16 years ago, my life changed when I accepted a job interview with a tech company in Tallahassee, Florida. It was a fly-in/fly-out interview, but what I saw was enough to risk moving across country for something that might turn back into pumpkins and mice at any moment. (That’s about what happened, and several former co-workers regularly re-apologize for my getting laid off just before Christmas. I tell them that they have nothing to apologize for: if not for those four months in Tally, my life would be drastically different today, and much less satisfying. Hell, I might have returned to writing for science fiction magazines.) I had a lot of entertaining encounters in both the Dallas and Tallahassee airports, but one of the most interesting was from a Miami native who was switching flights in Tally before heading home, and he asked why the HELL would I want to live in the Florida Panhandle. “South Florida: that’s where the action is!”
Years later, after visiting Tampa and making friends I still hold dear, I understood what he was getting at. At the same time, in this line of work, a bit of quiet is exactly what I need to get things done.

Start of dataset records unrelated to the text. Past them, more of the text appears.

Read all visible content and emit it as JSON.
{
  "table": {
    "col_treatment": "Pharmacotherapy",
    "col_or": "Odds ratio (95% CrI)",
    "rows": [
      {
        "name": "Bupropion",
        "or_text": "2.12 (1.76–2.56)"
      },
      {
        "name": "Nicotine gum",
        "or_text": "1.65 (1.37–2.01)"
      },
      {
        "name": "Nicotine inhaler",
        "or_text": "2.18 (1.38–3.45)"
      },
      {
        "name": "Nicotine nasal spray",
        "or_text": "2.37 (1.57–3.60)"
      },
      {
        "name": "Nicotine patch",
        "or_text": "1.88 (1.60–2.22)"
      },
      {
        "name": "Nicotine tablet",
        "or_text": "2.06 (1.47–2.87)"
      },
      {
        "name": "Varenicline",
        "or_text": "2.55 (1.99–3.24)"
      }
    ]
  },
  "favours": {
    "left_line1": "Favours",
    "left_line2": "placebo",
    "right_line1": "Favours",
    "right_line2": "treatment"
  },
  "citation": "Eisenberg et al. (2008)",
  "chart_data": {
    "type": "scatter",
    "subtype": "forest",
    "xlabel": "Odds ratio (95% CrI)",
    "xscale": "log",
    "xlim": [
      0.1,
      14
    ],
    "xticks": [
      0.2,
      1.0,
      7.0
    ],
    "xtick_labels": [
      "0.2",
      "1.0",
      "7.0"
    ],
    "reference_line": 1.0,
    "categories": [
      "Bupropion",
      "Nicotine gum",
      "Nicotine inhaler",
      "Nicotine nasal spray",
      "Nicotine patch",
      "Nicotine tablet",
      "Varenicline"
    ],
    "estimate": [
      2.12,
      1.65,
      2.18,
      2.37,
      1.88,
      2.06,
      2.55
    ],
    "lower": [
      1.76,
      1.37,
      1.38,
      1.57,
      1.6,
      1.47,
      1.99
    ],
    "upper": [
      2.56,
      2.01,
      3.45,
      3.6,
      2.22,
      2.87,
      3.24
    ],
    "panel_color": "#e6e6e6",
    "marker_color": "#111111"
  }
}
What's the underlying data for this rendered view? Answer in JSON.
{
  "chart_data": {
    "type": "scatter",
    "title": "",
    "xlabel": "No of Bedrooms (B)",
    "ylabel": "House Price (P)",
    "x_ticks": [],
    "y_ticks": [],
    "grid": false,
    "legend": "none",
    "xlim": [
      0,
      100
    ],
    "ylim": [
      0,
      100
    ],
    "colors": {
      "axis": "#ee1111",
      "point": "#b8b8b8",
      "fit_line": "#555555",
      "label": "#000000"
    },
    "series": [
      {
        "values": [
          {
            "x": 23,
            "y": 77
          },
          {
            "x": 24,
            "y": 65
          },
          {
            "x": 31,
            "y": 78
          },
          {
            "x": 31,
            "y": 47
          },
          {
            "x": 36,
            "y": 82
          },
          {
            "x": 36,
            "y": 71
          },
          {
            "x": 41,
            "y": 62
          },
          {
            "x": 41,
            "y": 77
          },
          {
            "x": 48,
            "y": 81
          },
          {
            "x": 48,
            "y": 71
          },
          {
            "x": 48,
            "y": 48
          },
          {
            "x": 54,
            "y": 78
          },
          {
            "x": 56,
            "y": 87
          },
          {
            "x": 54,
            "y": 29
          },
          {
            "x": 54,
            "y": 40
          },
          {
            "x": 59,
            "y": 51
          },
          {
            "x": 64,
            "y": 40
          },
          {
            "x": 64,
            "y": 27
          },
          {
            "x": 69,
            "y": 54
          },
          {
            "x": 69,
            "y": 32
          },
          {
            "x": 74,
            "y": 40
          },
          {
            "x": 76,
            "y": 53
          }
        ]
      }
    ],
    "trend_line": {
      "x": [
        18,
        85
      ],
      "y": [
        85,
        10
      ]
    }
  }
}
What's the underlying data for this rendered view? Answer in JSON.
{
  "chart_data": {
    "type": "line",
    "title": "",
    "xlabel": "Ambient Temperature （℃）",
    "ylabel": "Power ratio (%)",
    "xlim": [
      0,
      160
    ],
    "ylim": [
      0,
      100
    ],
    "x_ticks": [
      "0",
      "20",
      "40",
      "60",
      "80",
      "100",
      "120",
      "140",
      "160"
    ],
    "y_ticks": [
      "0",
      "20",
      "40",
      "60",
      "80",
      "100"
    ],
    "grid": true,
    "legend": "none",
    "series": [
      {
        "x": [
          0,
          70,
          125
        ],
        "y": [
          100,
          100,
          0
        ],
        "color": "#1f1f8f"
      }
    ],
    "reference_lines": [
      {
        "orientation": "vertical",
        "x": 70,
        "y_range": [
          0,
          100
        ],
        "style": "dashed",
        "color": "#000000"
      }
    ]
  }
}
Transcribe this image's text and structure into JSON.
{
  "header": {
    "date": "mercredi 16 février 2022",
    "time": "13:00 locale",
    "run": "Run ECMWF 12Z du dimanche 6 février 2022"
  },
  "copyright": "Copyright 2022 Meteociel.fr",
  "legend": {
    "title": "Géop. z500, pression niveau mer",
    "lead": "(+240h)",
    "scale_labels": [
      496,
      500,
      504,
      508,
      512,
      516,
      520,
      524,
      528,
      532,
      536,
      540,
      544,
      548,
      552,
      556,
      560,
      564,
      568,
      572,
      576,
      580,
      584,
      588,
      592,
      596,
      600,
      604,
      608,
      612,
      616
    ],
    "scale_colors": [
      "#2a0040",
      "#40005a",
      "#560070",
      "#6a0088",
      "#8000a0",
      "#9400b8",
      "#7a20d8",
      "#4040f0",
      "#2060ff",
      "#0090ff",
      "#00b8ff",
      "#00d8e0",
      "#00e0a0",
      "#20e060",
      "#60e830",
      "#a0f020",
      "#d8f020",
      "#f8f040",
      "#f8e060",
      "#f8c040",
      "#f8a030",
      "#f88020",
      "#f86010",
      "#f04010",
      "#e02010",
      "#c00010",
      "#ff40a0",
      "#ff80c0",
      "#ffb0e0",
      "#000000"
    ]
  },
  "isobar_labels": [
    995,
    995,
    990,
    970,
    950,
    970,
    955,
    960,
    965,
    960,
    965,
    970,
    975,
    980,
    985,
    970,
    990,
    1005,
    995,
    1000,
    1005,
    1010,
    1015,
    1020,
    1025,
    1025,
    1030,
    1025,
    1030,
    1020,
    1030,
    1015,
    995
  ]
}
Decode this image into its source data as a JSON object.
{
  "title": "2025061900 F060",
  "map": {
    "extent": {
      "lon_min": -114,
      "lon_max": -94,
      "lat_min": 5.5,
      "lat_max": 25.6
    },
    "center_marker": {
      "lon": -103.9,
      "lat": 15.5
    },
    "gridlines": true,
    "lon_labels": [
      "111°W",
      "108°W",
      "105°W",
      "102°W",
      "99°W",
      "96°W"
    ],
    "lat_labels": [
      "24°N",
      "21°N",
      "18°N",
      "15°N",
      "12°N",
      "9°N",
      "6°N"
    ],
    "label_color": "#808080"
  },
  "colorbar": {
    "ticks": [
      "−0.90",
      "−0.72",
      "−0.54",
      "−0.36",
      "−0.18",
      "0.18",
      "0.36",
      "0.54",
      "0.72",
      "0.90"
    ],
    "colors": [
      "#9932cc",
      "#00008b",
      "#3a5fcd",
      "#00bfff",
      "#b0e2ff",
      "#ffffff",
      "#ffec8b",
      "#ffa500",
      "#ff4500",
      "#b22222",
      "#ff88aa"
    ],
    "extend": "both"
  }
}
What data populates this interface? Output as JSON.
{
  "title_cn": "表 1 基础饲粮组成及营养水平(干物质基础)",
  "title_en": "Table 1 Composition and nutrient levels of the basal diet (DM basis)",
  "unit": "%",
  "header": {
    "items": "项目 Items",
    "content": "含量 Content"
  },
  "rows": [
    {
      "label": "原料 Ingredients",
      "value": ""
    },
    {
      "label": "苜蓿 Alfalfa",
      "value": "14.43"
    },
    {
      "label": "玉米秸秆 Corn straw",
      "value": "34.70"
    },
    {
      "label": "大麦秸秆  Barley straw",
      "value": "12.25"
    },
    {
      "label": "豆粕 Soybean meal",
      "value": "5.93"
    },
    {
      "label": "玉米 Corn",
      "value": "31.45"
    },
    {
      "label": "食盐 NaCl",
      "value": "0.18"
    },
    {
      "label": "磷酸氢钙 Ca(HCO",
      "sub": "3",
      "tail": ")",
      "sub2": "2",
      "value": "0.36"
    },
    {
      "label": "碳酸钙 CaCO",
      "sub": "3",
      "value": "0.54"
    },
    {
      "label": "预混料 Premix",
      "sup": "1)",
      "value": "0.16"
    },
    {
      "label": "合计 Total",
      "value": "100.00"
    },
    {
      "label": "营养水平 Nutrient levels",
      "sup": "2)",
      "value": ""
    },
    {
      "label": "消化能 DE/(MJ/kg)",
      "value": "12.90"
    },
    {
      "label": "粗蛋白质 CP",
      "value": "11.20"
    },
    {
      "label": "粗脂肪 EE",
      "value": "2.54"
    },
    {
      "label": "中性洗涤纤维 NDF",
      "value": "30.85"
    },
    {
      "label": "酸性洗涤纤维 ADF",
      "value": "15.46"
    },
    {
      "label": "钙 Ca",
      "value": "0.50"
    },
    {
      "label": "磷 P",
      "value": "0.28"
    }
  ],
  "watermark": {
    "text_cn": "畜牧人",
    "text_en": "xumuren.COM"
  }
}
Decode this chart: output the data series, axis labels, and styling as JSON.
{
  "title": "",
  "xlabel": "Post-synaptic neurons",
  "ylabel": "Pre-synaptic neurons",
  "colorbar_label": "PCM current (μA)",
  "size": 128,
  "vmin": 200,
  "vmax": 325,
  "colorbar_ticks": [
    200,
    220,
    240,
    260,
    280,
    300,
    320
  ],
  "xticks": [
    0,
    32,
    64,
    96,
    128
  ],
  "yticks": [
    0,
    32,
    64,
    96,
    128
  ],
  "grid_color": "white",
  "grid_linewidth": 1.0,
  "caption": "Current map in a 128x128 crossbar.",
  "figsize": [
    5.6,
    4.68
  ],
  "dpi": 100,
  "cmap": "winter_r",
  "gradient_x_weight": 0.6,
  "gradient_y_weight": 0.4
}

It’s the same situation with Austin. “Look at all of the events out here! Look at the clubs, and the galleries, and the bookstores! Why, Dallas doesn’t even HAVE bookstores! You stand around staring at two-story buildings and ask if they have those newfangled indoor toilets!” Okay, so we’re not as relentlessly exciting as Austin, but we’re not completely uncivilized: the Adolphus Hotel in downtown finally took down the big “Free HBO in your room!” sign about a week ago. And if we don’t use indoor toilets, it’s usually because we’re really angry with a neighbor.
This isn’t a slam against Austin (two decades ago, if you’d told me I’d be defending Austin instead of riding a nuke into downtown, I’d have questioned your sanity, but times change), but it’s just not a town conducive to what the Triffid Ranch is trying to do. The secret to Dallas is that we’re not the hidebound, stick-in-the-mud business city popularly presented: we’ve got a wide-ranging music community, one hell of an arts community, and a lot of unorthodoxy that’s not advertised. That’s for a reason: the longer we can keep the contingent of SMU brats away, the longer a venue, locale, or community can last. It starts with a few of them coming in seeing if anyone knows any good coke dealers, and like roaches discovering spilled sugar, they leave scent trails for their friends. Before you know it, developers discover that artistic sweat equity made a locale particularly desirable, and it’s gentrified out of existence. The SMU brats who wanted to live there because it was cool leave because they don’t have a place to slum, the developers follow, and everyone else tries to rebuild elsewhere. The longer we keep quiet, the longer what we have lasts.
This means that Dallas runs on a different artistic cycle than most cities. Nobody cares if you’re an aspiring writer or painter: the only people who think this matters are yuppies who assume that crowing “Well, I’M an artist!” will get them into loft spaces otherwise inaccessible to those with neither brains nor soul. Respect comes from finishing the projects you say you’re going to finish, no matter how lonely or bored you are in the interim, and then producing more. Dallas is a tough teacher in that regard, especially since the city in general only notices successful artists after they’ve become successful elsewhere, but it also produces people who don’t quit halfway through because they’re not getting enough attention. And for some of us, that lack of attention is a greater motivator than getting attention, because it makes us strive that much harder to prove we can do it. Distractions just prevent production.
And that, in a nutshell, is why I can’t live in Austin, or Houston, or New York, or New Orleans. Please note that I said nothing about dragging out enclosures and visiting.